After Home, it seems apropos to finish with a poem by author Charles Simic, who experienced displacement as a result of war. There is more to us than meets the eye, and sometimes we contain multitudes. Stone illustrates that beautifully. The subject, like the poem, should not be underestimated.

We can be hard, strong, calm, and dark while also being full of fire, light, and resilience.

Speaking of resilience, I'm adding a bonus poem because...why not?!

6. Maya Angelou's Still I Rise is an iconic, unapologetic rallying cry for Black women. I think parts of it can speak to the female experience in general, too. You can watch her recite it below, or search it up in YouTube. There are dozens to choose from, and each variation is powerful and moving.
I love poetry because it puts to words the feelings and experiences that often defy explanation.
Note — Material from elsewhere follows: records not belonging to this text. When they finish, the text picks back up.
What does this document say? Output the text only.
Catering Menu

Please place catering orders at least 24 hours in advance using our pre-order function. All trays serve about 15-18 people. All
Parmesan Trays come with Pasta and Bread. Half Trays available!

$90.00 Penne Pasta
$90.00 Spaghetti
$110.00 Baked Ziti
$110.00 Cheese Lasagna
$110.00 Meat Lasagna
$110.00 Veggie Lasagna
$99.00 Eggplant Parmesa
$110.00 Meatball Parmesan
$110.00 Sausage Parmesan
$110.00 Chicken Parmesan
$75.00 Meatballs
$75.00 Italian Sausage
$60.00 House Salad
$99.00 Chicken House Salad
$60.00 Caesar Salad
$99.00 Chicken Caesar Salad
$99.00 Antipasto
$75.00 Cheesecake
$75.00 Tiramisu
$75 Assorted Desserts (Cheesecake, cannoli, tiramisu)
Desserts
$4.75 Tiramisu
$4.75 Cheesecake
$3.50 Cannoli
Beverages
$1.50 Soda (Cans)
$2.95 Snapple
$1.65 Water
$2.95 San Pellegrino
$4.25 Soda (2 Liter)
I love teaching poetry because it can give students that same invaluable skill.

Do you like poetry?
Share a poem that you love from school or your childhood!
What is a line from a song or poem that resonates with you?
Are you Archy or the moth?


*I'm in DC with my students so if this doesn't link, oops! Also, I would not be surprised if most of you skipped this post because, ugh, poetry, right? What is this, school?! Still, the English teacher in me can't help but wheedle: at least try one. Look at my commentary and pick the one you think you'll like. Try something new!


  1. Maya Angelou had such talent! I love her Still I Rise...a strong message for all of us ;-)

  2. Mmm... so many treasures here.

    I'm reading Neruda now (that bilingual version you have in the picture) - I go back and forth between reading it in English and then trying to piece it together in the Spanish. I'm looking forward to the day when I can just read them in Spanish. I also love reading different translations, I find that fascinating. I don't like all translations of Rilke, for example, and I had to give Rimbault a try in two different translations before I could start to understand the appeal.

    I was very fond of Archy & Mehitabel as a preteen! My dad had a copy.

    As a teen I loved Ted Hughes' animal poetry ("The Jaguar" "The Thought-Fox") but on rereading him as an adult, while I still love those poems, I have a hard time with the rest of him.

    Thanks for the links to Warsan Shire, I had heard of her but not yet read her stuff.

    I read lots of poetry but a staple in my life is Coleman Barks' translations of Rumi. Too much to choose just a line! And in addition to my poetry shelf I have a binder where I keep individual poems that have meant a lot to me over the years. e.e. cummings' "i thank you god" would be one as well. For a long time we used a couple of lines of this as part of the boys' bedtime prayers.

  3. I miss teaching main stream English but only because I miss the content myself. I liked "teaching" poetry only because I liked when my kids came up with their own poems.

  4. I love poetry, but in Spanish... It doesn't click in English.

    In Mexico at schools, we do poetry reciting contest, my sister was the best at reciting them!

  5. So do you think poems can really be translated into different languages? I mean, I know people can try, but can they get it EXACTLY? Did Pablo Neruda speak English too? If so, did he do any translations.

    I am that person that needs all the symbolism and the meanings of things pointed out to me.

    I FREAKING LOVED THE MOTH!!! But, the no punctuation and capitalization annoyed me. But I like that poem a lot, thanks for introducing it to me!

    And of course the Maya poem is the best.